The annual showcase, which took place Tuesday, Oct. 1, at the Augustus B. Turnbull III Florida State Conference Center, is a culmination of the summer research and creative work undertaken by IDEA Grant, Tech Fellow and iGEM award recipients under the mentorship of some of FSU’s most distinguished faculty.
“Our students are doing groundbreaking work in partnership with our talented faculty that pushes their disciplines further,” said President John Thrasher. “The undergraduate research experience helps students become more critical and capable thinkers who are able to identify problems and find ways to solve them.”
IDEA grants fund research, creative projects and the development or evaluation of new or existing ideas. The Tech Fellows program seeks to expose students to the everyday work of product development, entrepreneurship and ecosystem building. FSU’s International Genetically Engineered Machines (FSU iGEM) program provides students from all majors an undergraduate research experience focused on innovation and team-based science and engineering.

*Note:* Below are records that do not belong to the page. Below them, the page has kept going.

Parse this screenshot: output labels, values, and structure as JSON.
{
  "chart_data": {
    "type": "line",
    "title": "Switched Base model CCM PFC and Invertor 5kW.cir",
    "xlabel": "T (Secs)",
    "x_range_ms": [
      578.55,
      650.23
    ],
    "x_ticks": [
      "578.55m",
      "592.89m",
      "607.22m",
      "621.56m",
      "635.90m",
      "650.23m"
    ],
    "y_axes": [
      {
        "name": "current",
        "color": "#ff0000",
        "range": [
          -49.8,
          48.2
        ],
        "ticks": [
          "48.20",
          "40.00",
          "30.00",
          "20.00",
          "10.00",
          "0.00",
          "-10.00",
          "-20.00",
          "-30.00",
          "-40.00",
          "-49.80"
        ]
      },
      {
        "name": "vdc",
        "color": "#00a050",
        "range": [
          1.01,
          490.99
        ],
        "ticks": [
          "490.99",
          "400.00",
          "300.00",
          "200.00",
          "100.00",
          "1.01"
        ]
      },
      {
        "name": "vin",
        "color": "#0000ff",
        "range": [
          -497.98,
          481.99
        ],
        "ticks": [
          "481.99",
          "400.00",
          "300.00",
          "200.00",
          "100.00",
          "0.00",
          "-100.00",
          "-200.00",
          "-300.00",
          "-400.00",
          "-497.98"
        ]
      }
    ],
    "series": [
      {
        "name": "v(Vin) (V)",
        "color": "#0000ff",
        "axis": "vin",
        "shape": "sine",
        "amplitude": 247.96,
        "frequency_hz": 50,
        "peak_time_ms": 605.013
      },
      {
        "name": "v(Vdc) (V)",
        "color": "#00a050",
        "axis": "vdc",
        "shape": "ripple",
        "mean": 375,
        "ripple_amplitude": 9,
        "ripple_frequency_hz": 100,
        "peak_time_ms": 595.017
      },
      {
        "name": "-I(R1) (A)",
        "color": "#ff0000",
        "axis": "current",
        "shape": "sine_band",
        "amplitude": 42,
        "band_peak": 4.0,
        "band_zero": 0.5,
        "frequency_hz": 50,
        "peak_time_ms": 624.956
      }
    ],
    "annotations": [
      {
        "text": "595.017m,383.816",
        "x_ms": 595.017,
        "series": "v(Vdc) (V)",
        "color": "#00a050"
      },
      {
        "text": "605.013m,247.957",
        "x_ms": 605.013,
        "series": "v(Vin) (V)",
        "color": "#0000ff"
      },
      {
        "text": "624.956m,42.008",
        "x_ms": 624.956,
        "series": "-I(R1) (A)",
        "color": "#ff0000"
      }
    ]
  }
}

“This isn’t undergraduate research; this is undergraduate students doing research,” said Karen Laughlin, dean of Undergraduate Studies at FSU.
Elias Larralde, a junior history major, received an IDEA grant to fund his project, “Melodies of Mirages: Exoticism, Folklore, and ‘performing’ Santeria.” His research examined how the commodification and folklorization of the religious music of Santeria affected practitioners and Afro-Cuban musicians starting in the 1950s and up until the present day.
“I found that both revolutionary government propaganda and American entertainment were affecting how both practitioners and Afro-Cuban musicians saw themselves and how they could portray their religion,” Larralde said.
Using this research as a springboard for his honors thesis next semester, the experience of participating in undergraduate research helped Larralde find his place in academia.
“It prompted me to think more about my place in academia and that my thoughts are valid,” said Larralde. “When you get undergraduates to help with research and do their own, they start doing the groundwork to see what they really like, and that makes it easier for them to find their niche in the academic community.”
Senior history major Keara Sebold explored how institutions of higher education influenced youth culture through civil and political activism, racial prejudice and the development of female sexuality through her project, “Female Higher Education in the 1920’s: A Comparative Study of the Florida State College for Women and Radcliffe College.”
“I found that while the girls at the Florida State College for Women were doing similar things academically to the women at Radcliffe, they were very much restricted on how they interacted with people of the other gender, and they had almost no interaction with people of different races,” Sebold said. “It was interesting to see how the two schools grew parallel to each other, but so differently.”
Sebold said the opportunity to travel to Boston and conduct archival research through her IDEA Grant was one of the most beneficial components to her FSU experience.
“I met a lot of faculty and got an internship through this,” Sebold said. “My entire experience at FSU has been shaped by the research I’ve been doing. It’s important for everyone to get involved and make the most out of FSU.”
Jessica Dixon, a senior studying neuroscience in the College of Arts and Sciences, researched the unknown changes in brain function that underlie spatial reorientation impairment in mice with Alzheimer’s Disease.
“I looked at the connection between navigation and activity in the CA1 region in the hippocampus, because it’s associated with the ability to navigate,” Dixon said. “I found that there’s a marginally significant correlation between hyperactivity in this region and Alzheimer’s Disease, which is not what I had originally expected.”
The experience gave Dixon ideas for future research and how to expand the scope of this particular project. It also solidified her decision to pursue research as a career.
“Getting involved in undergraduate research really helps you decide what you want to do,” Dixon said. “I want to work with translational neuroscience, and this allows me to work in the field before I even become a professional. It basically confirmed what I want to do.”
Applications for next year’s grants are due Feb. 1, 2020, and are available at cre.fsu.edu.